Bryce Covert reports:
Given that different states have different amounts they’ll pay out in unemployment benefits—in 2011 it ranged from $6,000 in Mississippi to $28,000 in Massachusetts—the researchers looked at what impact more generous benefits had on mortgage delinquency. They found that for every $1,000 extra in maximum benefits, the likelihood that an unemployed worker’s mortgage would go into delinquency declines by 25 basis points. Getting benefits for a longer period has a similar effect, as each additional week decreases the chance of delinquency by 34 basis points. “Based on this variety of tests, we conclude that the estimated effect of UI generosity is causal,” they write, meaning that bigger checks reduce the chances of going into delinquency directly.These data will not, of course, persuade Republicans in Congress that Americans subsisting on unemployment compensation aren't just lazing around watching cable movies every day instead of seeking a job.
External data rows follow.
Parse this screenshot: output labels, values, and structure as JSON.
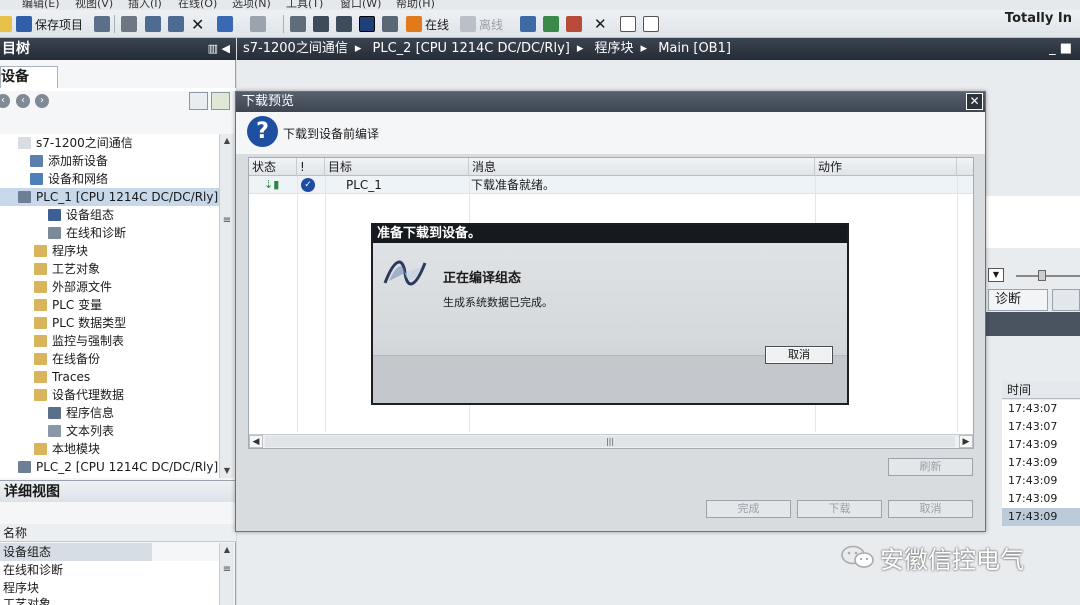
{
  "menubar": {
    "items": [
      "编辑(E)",
      "视图(V)",
      "插入(I)",
      "在线(O)",
      "选项(N)",
      "工具(T)",
      "窗口(W)",
      "帮助(H)"
    ]
  },
  "toolbar": {
    "save_project": "保存项目",
    "online": "在线",
    "offline": "离线",
    "brand": "Totally In"
  },
  "left_panel": {
    "title": "目树",
    "devices_tab": "设备",
    "tree": [
      {
        "label": "s7-1200之间通信",
        "icon": "project-icon"
      },
      {
        "label": "添加新设备",
        "icon": "add-device-icon"
      },
      {
        "label": "设备和网络",
        "icon": "network-icon"
      },
      {
        "label": "PLC_1 [CPU 1214C DC/DC/Rly]",
        "icon": "plc-icon"
      },
      {
        "label": "设备组态",
        "icon": "device-config-icon"
      },
      {
        "label": "在线和诊断",
        "icon": "diagnostics-icon"
      },
      {
        "label": "程序块",
        "icon": "folder-icon"
      },
      {
        "label": "工艺对象",
        "icon": "folder-icon"
      },
      {
        "label": "外部源文件",
        "icon": "folder-icon"
      },
      {
        "label": "PLC 变量",
        "icon": "folder-icon"
      },
      {
        "label": "PLC 数据类型",
        "icon": "folder-icon"
      },
      {
        "label": "监控与强制表",
        "icon": "folder-icon"
      },
      {
        "label": "在线备份",
        "icon": "folder-icon"
      },
      {
        "label": "Traces",
        "icon": "folder-icon"
      },
      {
        "label": "设备代理数据",
        "icon": "folder-icon"
      },
      {
        "label": "程序信息",
        "icon": "program-info-icon"
      },
      {
        "label": "文本列表",
        "icon": "text-list-icon"
      },
      {
        "label": "本地模块",
        "icon": "folder-icon"
      },
      {
        "label": "PLC_2 [CPU 1214C DC/DC/Rly]",
        "icon": "plc-icon"
      }
    ]
  },
  "detail_view": {
    "title": "详细视图",
    "column": "名称",
    "rows": [
      "设备组态",
      "在线和诊断",
      "程序块",
      "工艺对象"
    ]
  },
  "editor": {
    "breadcrumb": [
      "s7-1200之间通信",
      "PLC_2 [CPU 1214C DC/DC/Rly]",
      "程序块",
      "Main [OB1]"
    ]
  },
  "right_panel": {
    "diag_tab": "诊断",
    "time_header": "时间",
    "times": [
      "17:43:07",
      "17:43:07",
      "17:43:09",
      "17:43:09",
      "17:43:09",
      "17:43:09",
      "17:43:09"
    ]
  },
  "dialog": {
    "title": "下载预览",
    "subtitle": "下载到设备前编译",
    "columns": [
      "状态",
      "!",
      "目标",
      "消息",
      "动作"
    ],
    "row": {
      "target": "PLC_1",
      "message": "下载准备就绪。"
    },
    "refresh": "刷新",
    "finish": "完成",
    "download": "下载",
    "cancel": "取消"
  },
  "modal": {
    "title": "准备下载到设备。",
    "heading": "正在编译组态",
    "message": "生成系统数据已完成。",
    "cancel": "取消"
  },
  "watermark": {
    "text": "安徽信控电气"
  },
  "colors": {
    "title_bar": "#2f3742",
    "selection": "#c7d8ea",
    "accent_blue": "#1f4fa0"
  }
}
The fact that, even with an improving labor market, there are two people for every job opening has zero impact on the wrongheaded views of these elected representatives.
They also found that the effect isn’t just a temporary forestalling of an inevitable foreclosure, but that it has a lasting impact on keeping people in their homes. “The effect seems to be long term,” they write, “as UI [unemployment insurance] benefits not only mitigate loan delinquency, but also reduce homeowner relocations and evictions.” Each additional $1,000 in benefits reduces the chance of an unemployed person’s mortgage going into default by 2.4 to 11 basis points. “We find that UI helps not only to postpone delinquency but also to keep laid off homeowners in their homes,” they conclude.
Extrapolating out from their findings, the authors estimate that the expansions in the unemployment benefits program during the recession prevented about 1.4 million foreclosures.